The harbour opened up in front of him. The scene he remembered so well from that terrible day the Germans had invaded. It had changed much since then – fortified and bleak, fewer boats bobbed softly in their moorings. He hadn’t stopped running, the breath almost gone from his body, but he pushed himself on, legs burning with the effort. He skidded and changed direction, towards the harbour proper. His attention had been drawn by a pair of lanterns moving along one of the piers that jutted out into the sea. The hum of a motor rose up into the air.
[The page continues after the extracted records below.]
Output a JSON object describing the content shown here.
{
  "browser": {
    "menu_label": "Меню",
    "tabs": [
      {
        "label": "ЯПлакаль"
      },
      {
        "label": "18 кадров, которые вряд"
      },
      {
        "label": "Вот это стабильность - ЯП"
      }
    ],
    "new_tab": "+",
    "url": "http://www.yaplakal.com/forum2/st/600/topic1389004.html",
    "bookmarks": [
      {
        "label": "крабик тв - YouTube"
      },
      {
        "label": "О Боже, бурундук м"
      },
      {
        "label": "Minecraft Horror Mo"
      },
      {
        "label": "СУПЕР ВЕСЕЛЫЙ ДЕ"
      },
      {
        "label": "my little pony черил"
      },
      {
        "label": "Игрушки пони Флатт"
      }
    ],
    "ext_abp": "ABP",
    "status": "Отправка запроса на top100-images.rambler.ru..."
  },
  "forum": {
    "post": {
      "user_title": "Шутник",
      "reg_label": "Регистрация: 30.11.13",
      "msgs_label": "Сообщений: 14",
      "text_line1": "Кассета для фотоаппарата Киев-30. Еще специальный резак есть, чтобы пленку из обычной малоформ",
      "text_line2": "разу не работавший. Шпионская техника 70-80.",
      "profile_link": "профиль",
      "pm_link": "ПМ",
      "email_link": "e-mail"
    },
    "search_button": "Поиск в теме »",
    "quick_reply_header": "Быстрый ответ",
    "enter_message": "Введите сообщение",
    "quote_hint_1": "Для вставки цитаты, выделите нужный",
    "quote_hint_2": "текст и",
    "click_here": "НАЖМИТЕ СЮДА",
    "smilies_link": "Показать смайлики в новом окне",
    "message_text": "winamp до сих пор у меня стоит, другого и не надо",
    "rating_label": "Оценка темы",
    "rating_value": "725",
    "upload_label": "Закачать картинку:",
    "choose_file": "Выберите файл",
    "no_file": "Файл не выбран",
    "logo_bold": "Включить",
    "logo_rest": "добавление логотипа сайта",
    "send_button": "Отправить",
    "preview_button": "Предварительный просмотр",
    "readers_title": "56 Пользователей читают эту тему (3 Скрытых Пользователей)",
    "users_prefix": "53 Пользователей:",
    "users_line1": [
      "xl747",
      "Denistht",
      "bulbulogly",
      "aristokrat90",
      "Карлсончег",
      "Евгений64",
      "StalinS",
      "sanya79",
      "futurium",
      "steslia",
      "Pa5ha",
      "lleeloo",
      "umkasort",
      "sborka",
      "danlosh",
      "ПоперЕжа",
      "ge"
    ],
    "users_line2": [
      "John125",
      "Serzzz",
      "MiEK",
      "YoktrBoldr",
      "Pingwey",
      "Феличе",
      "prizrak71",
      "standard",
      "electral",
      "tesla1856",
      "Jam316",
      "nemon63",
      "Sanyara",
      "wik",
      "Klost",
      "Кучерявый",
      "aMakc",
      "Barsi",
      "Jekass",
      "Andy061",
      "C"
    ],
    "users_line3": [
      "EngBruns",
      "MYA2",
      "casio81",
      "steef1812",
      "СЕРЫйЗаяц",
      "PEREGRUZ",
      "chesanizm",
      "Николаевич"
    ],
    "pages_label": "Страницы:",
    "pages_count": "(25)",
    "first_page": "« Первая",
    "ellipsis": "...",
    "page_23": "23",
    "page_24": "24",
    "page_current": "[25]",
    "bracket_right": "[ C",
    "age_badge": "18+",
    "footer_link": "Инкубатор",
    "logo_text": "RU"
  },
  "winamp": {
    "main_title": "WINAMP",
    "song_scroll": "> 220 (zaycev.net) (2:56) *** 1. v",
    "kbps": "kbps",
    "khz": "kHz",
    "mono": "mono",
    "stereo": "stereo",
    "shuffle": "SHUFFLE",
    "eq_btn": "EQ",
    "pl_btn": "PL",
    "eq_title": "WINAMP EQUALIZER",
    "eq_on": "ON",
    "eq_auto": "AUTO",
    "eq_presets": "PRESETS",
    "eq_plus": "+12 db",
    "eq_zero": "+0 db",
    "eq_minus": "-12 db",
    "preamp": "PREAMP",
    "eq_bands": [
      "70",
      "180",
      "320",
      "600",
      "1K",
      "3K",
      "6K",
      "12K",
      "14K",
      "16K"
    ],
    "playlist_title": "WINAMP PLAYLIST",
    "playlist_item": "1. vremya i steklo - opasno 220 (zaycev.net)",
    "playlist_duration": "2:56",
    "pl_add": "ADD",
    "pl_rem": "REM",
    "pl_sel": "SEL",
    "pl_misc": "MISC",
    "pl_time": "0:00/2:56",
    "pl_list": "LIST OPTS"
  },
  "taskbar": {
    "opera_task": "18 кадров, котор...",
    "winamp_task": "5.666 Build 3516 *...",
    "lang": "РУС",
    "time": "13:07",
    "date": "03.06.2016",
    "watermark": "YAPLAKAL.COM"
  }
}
He jumped over a fence and almost slipped on the landing. ‘ Halt! ’ a German voice shouted from behind him. One of the patrols had spotted him, but he didn’t look back. As he approached the end of the pier he could hear voices, a soft pleading intermingled with clipped and harsh German. He couldn’t make out the words as they boarded a waiting boat. He wanted to shout after them, tell them to stop, but his lungs burned and no sound would come. He realised for the first time how much his heart was thumping in his chest. Feet slipped on the wet pier, and he pitched forward with a clatter. His stomach hit the ground and he only just managed to shield his face with an outstretched arm. The breath was knocked from his lungs. He tried to raise himself up, but something felt wrong. He’d broken something. With a groan he leant on his elbow and looked up.